Writing to Social Housing Authorities, Complaining to the State. Some Patterns of Protest in an Under-Priviledged Neighbourhood

by Emilia Schijman

 

Letters sent to social housing offices are often considered as an individual practice submitted within the constraints of bureaucratic imperatives. Nevertheless, they constitute the field of a very particular relation of forces. Beyond a simple lessor-tenant relation, these correspondences reveal an intense and close relationship with the State. Whether it is a right reclaimed, a breached clause in the framework of a contract or an illegal situation but considered legitimate, right is used time and time again to accede to a protection guaranteed by the State. Between moral ideas and legal categories, this local right drives the decisions of the administrators and impacts on the courts. This article is based mainly on the analysis of tenants’ files from a social housing neighborhood in the department of the Seine-Saint-Denis and of materials obtained during an enquiry from the social housing management operation.

 

Key-words: social housing, complaint, administrative files, local right, Paris suburbs.

 


 

Responses of Young Chinese to Urban Destruction in Canton

by Monique Selim

 

This article analyses the formation and development of a group of young Chinese triggered by the destruction of an old neighbourhood in Canton, capital of southern China.

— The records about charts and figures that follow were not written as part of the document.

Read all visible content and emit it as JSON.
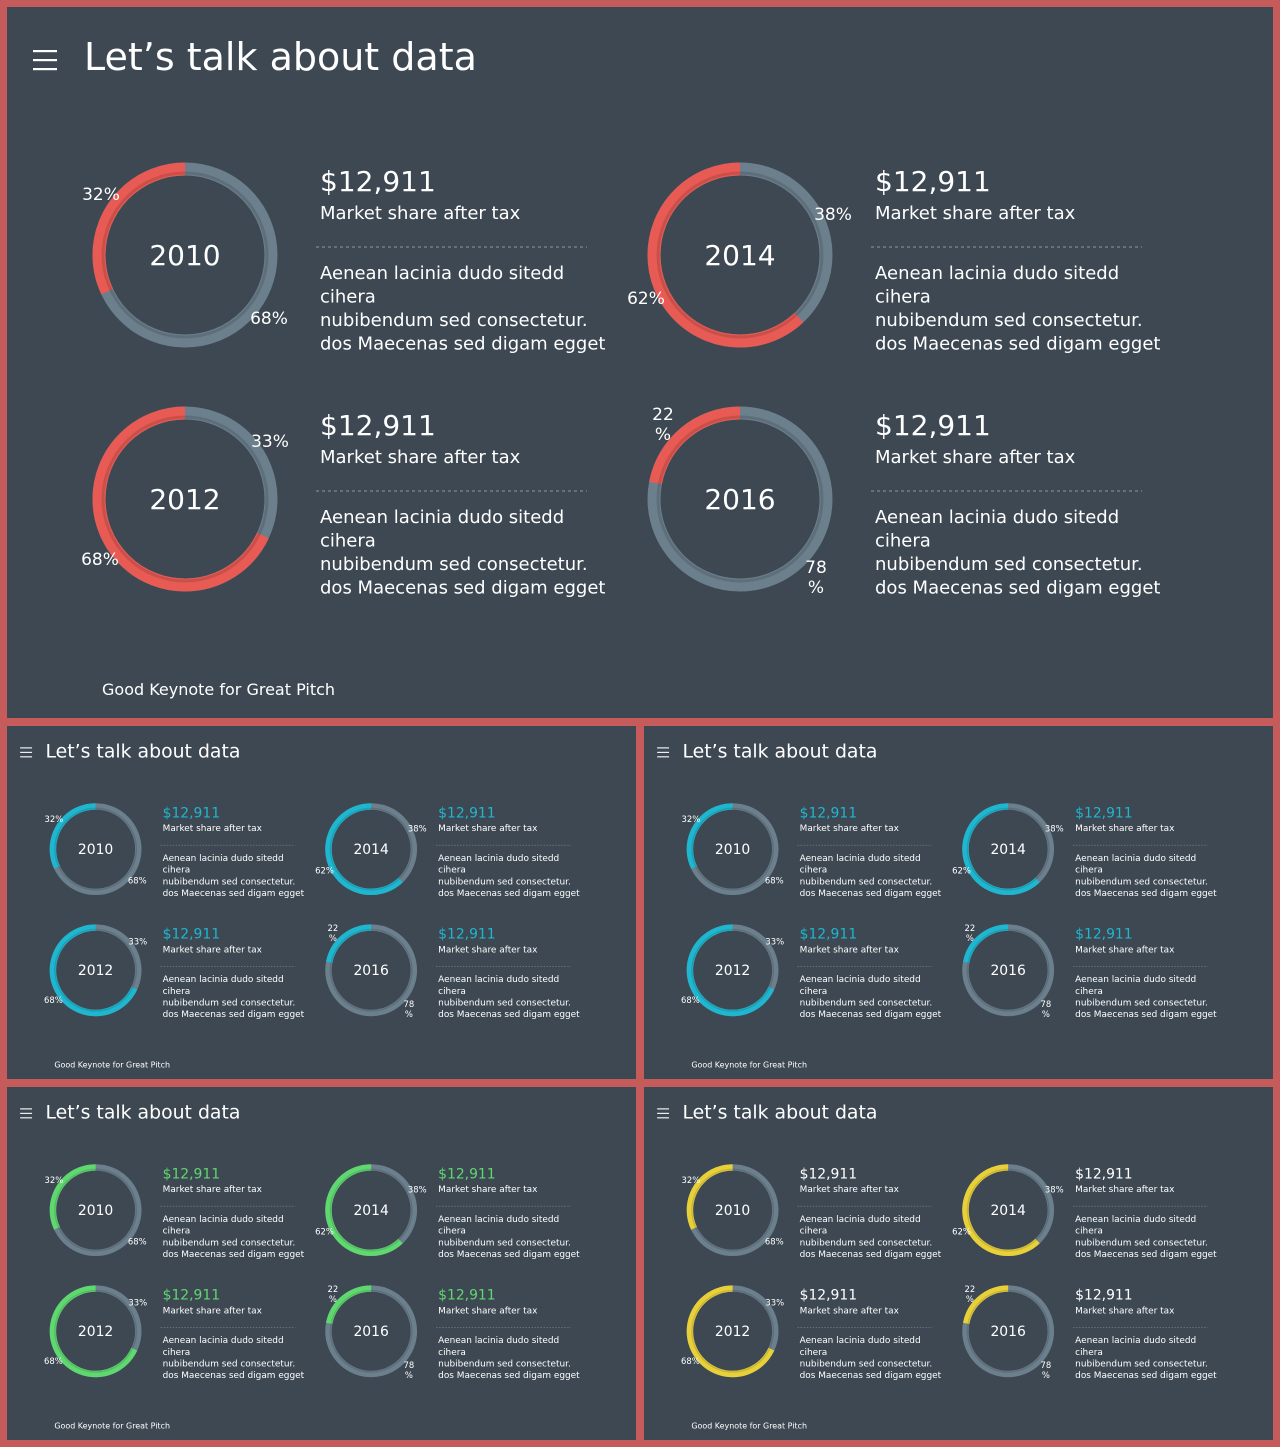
{
  "slides": [
    {
      "title": "Let’s talk about data",
      "footer": "Good Keynote for Great Pitch",
      "accent": "#e85a54",
      "price_color": "#ffffff",
      "blocks": [
        {
          "year": "2010",
          "accent_percent": 32,
          "price": "$12,911",
          "subtitle": "Market share after tax",
          "body_lines": [
            "Aenean lacinia  dudo  sitedd",
            "cihera",
            "nubibendum sed consectetur.",
            "dos Maecenas sed digam egget"
          ],
          "labels": [
            {
              "line1": "32%",
              "line2": ""
            },
            {
              "line1": "68%",
              "line2": ""
            }
          ]
        },
        {
          "year": "2014",
          "accent_percent": 62,
          "price": "$12,911",
          "subtitle": "Market share after tax",
          "body_lines": [
            "Aenean lacinia  dudo  sitedd",
            "cihera",
            "nubibendum sed consectetur.",
            "dos Maecenas sed digam egget"
          ],
          "labels": [
            {
              "line1": "38%",
              "line2": ""
            },
            {
              "line1": "62%",
              "line2": ""
            }
          ]
        },
        {
          "year": "2012",
          "accent_percent": 68,
          "price": "$12,911",
          "subtitle": "Market share after tax",
          "body_lines": [
            "Aenean lacinia  dudo  sitedd",
            "cihera",
            "nubibendum sed consectetur.",
            "dos Maecenas sed digam egget"
          ],
          "labels": [
            {
              "line1": "33%",
              "line2": ""
            },
            {
              "line1": "68%",
              "line2": ""
            }
          ]
        },
        {
          "year": "2016",
          "accent_percent": 22,
          "price": "$12,911",
          "subtitle": "Market share after tax",
          "body_lines": [
            "Aenean lacinia  dudo  sitedd",
            "cihera",
            "nubibendum sed consectetur.",
            "dos Maecenas sed digam egget"
          ],
          "labels": [
            {
              "line1": "22",
              "line2": "%"
            },
            {
              "line1": "78",
              "line2": "%"
            }
          ]
        }
      ]
    },
    {
      "title": "Let’s talk about data",
      "footer": "Good Keynote for Great Pitch",
      "accent": "#1fb6cf",
      "price_color": "#1fb6cf",
      "blocks": [
        {
          "year": "2010",
          "accent_percent": 32,
          "price": "$12,911",
          "subtitle": "Market share after tax",
          "body_lines": [
            "Aenean lacinia  dudo  sitedd",
            "cihera",
            "nubibendum sed consectetur.",
            "dos Maecenas sed digam egget"
          ],
          "labels": [
            {
              "line1": "32%",
              "line2": ""
            },
            {
              "line1": "68%",
              "line2": ""
            }
          ]
        },
        {
          "year": "2014",
          "accent_percent": 62,
          "price": "$12,911",
          "subtitle": "Market share after tax",
          "body_lines": [
            "Aenean lacinia  dudo  sitedd",
            "cihera",
            "nubibendum sed consectetur.",
            "dos Maecenas sed digam egget"
          ],
          "labels": [
            {
              "line1": "38%",
              "line2": ""
            },
            {
              "line1": "62%",
              "line2": ""
            }
          ]
        },
        {
          "year": "2012",
          "accent_percent": 68,
          "price": "$12,911",
          "subtitle": "Market share after tax",
          "body_lines": [
            "Aenean lacinia  dudo  sitedd",
            "cihera",
            "nubibendum sed consectetur.",
            "dos Maecenas sed digam egget"
          ],
          "labels": [
            {
              "line1": "33%",
              "line2": ""
            },
            {
              "line1": "68%",
              "line2": ""
            }
          ]
        },
        {
          "year": "2016",
          "accent_percent": 22,
          "price": "$12,911",
          "subtitle": "Market share after tax",
          "body_lines": [
            "Aenean lacinia  dudo  sitedd",
            "cihera",
            "nubibendum sed consectetur.",
            "dos Maecenas sed digam egget"
          ],
          "labels": [
            {
              "line1": "22",
              "line2": "%"
            },
            {
              "line1": "78",
              "line2": "%"
            }
          ]
        }
      ]
    },
    {
      "title": "Let’s talk about data",
      "footer": "Good Keynote for Great Pitch",
      "accent": "#1fb6cf",
      "price_color": "#1fb6cf",
      "blocks": [
        {
          "year": "2010",
          "accent_percent": 32,
          "price": "$12,911",
          "subtitle": "Market share after tax",
          "body_lines": [
            "Aenean lacinia  dudo  sitedd",
            "cihera",
            "nubibendum sed consectetur.",
            "dos Maecenas sed digam egget"
          ],
          "labels": [
            {
              "line1": "32%",
              "line2": ""
            },
            {
              "line1": "68%",
              "line2": ""
            }
          ]
        },
        {
          "year": "2014",
          "accent_percent": 62,
          "price": "$12,911",
          "subtitle": "Market share after tax",
          "body_lines": [
            "Aenean lacinia  dudo  sitedd",
            "cihera",
            "nubibendum sed consectetur.",
            "dos Maecenas sed digam egget"
          ],
          "labels": [
            {
              "line1": "38%",
              "line2": ""
            },
            {
              "line1": "62%",
              "line2": ""
            }
          ]
        },
        {
          "year": "2012",
          "accent_percent": 68,
          "price": "$12,911",
          "subtitle": "Market share after tax",
          "body_lines": [
            "Aenean lacinia  dudo  sitedd",
            "cihera",
            "nubibendum sed consectetur.",
            "dos Maecenas sed digam egget"
          ],
          "labels": [
            {
              "line1": "33%",
              "line2": ""
            },
            {
              "line1": "68%",
              "line2": ""
            }
          ]
        },
        {
          "year": "2016",
          "accent_percent": 22,
          "price": "$12,911",
          "subtitle": "Market share after tax",
          "body_lines": [
            "Aenean lacinia  dudo  sitedd",
            "cihera",
            "nubibendum sed consectetur.",
            "dos Maecenas sed digam egget"
          ],
          "labels": [
            {
              "line1": "22",
              "line2": "%"
            },
            {
              "line1": "78",
              "line2": "%"
            }
          ]
        }
      ]
    },
    {
      "title": "Let’s talk about data",
      "footer": "Good Keynote for Great Pitch",
      "accent": "#5fd870",
      "price_color": "#5fd870",
      "blocks": [
        {
          "year": "2010",
          "accent_percent": 32,
          "price": "$12,911",
          "subtitle": "Market share after tax",
          "body_lines": [
            "Aenean lacinia  dudo  sitedd",
            "cihera",
            "nubibendum sed consectetur.",
            "dos Maecenas sed digam egget"
          ],
          "labels": [
            {
              "line1": "32%",
              "line2": ""
            },
            {
              "line1": "68%",
              "line2": ""
            }
          ]
        },
        {
          "year": "2014",
          "accent_percent": 62,
          "price": "$12,911",
          "subtitle": "Market share after tax",
          "body_lines": [
            "Aenean lacinia  dudo  sitedd",
            "cihera",
            "nubibendum sed consectetur.",
            "dos Maecenas sed digam egget"
          ],
          "labels": [
            {
              "line1": "38%",
              "line2": ""
            },
            {
              "line1": "62%",
              "line2": ""
            }
          ]
        },
        {
          "year": "2012",
          "accent_percent": 68,
          "price": "$12,911",
          "subtitle": "Market share after tax",
          "body_lines": [
            "Aenean lacinia  dudo  sitedd",
            "cihera",
            "nubibendum sed consectetur.",
            "dos Maecenas sed digam egget"
          ],
          "labels": [
            {
              "line1": "33%",
              "line2": ""
            },
            {
              "line1": "68%",
              "line2": ""
            }
          ]
        },
        {
          "year": "2016",
          "accent_percent": 22,
          "price": "$12,911",
          "subtitle": "Market share after tax",
          "body_lines": [
            "Aenean lacinia  dudo  sitedd",
            "cihera",
            "nubibendum sed consectetur.",
            "dos Maecenas sed digam egget"
          ],
          "labels": [
            {
              "line1": "22",
              "line2": "%"
            },
            {
              "line1": "78",
              "line2": "%"
            }
          ]
        }
      ]
    },
    {
      "title": "Let’s talk about data",
      "footer": "Good Keynote for Great Pitch",
      "accent": "#e8d03a",
      "price_color": "#ffffff",
      "blocks": [
        {
          "year": "2010",
          "accent_percent": 32,
          "price": "$12,911",
          "subtitle": "Market share after tax",
          "body_lines": [
            "Aenean lacinia  dudo  sitedd",
            "cihera",
            "nubibendum sed consectetur.",
            "dos Maecenas sed digam egget"
          ],
          "labels": [
            {
              "line1": "32%",
              "line2": ""
            },
            {
              "line1": "68%",
              "line2": ""
            }
          ]
        },
        {
          "year": "2014",
          "accent_percent": 62,
          "price": "$12,911",
          "subtitle": "Market share after tax",
          "body_lines": [
            "Aenean lacinia  dudo  sitedd",
            "cihera",
            "nubibendum sed consectetur.",
            "dos Maecenas sed digam egget"
          ],
          "labels": [
            {
              "line1": "38%",
              "line2": ""
            },
            {
              "line1": "62%",
              "line2": ""
            }
          ]
        },
        {
          "year": "2012",
          "accent_percent": 68,
          "price": "$12,911",
          "subtitle": "Market share after tax",
          "body_lines": [
            "Aenean lacinia  dudo  sitedd",
            "cihera",
            "nubibendum sed consectetur.",
            "dos Maecenas sed digam egget"
          ],
          "labels": [
            {
              "line1": "33%",
              "line2": ""
            },
            {
              "line1": "68%",
              "line2": ""
            }
          ]
        },
        {
          "year": "2016",
          "accent_percent": 22,
          "price": "$12,911",
          "subtitle": "Market share after tax",
          "body_lines": [
            "Aenean lacinia  dudo  sitedd",
            "cihera",
            "nubibendum sed consectetur.",
            "dos Maecenas sed digam egget"
          ],
          "labels": [
            {
              "line1": "22",
              "line2": "%"
            },
            {
              "line1": "78",
              "line2": "%"
            }
          ]
        }
      ]
    }
  ],
  "colors": {
    "slide_background": "#3d4852",
    "frame": "#c65b5b",
    "ring_track": "#6b7f8c",
    "divider": "#7c8792",
    "text": "#ffffff"
  }
}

From an anthropological perspective the internal ambiguities and contradictions of this initiative, which had difficulties in formulating its objectives, are highlighted; in their thinking, the conservation of the structure was virtually unthinkable given its advanced state of degradation and where the inhabitants were reduced to behaving as marionnettes. The author illustrates the complexity of a scene at the heart of which are mixed the fear of confronting the ‘Party-State’ and the generalised hopes of social improvement by invoking memory and culture. The reflexion bears upon the emblematic character of this urban experience as tge emergence of an embryonic ‘civil society’ the fate of which remains uncertain given the reigning authoritarian political context.

 

Key-words: urban destruction, old neighbourhood, young people, China, globalisation, anthropology.

 


 

Innovative Milieux and Resource Implementation of New Highways

by Lamara Hadjou and Marie-Noëlle Duquenne

 

The aim of this paper is to propose a methodology for the diagnosis of highway effects on local development, based on an implicit territorial approach, placing the actor at the centre of the relationship. This approach takes care to attend directly to the strategies and expectations of local actors. In this context, the effects of highway infrastructure are examined using three central variables: first, the perception of actors, then, their ability to anticipate and finally their degree of organization and control of the work in terms of leading into further innovative initiatives. It is thus a real territorial diagnostic approach which is proposed, based on a systematic analysis of the involvement of actors, their actions and the support they receive from institutions.

 

Key-words: territorial approach, local development, diagnosis, highways, France/Greece comparison.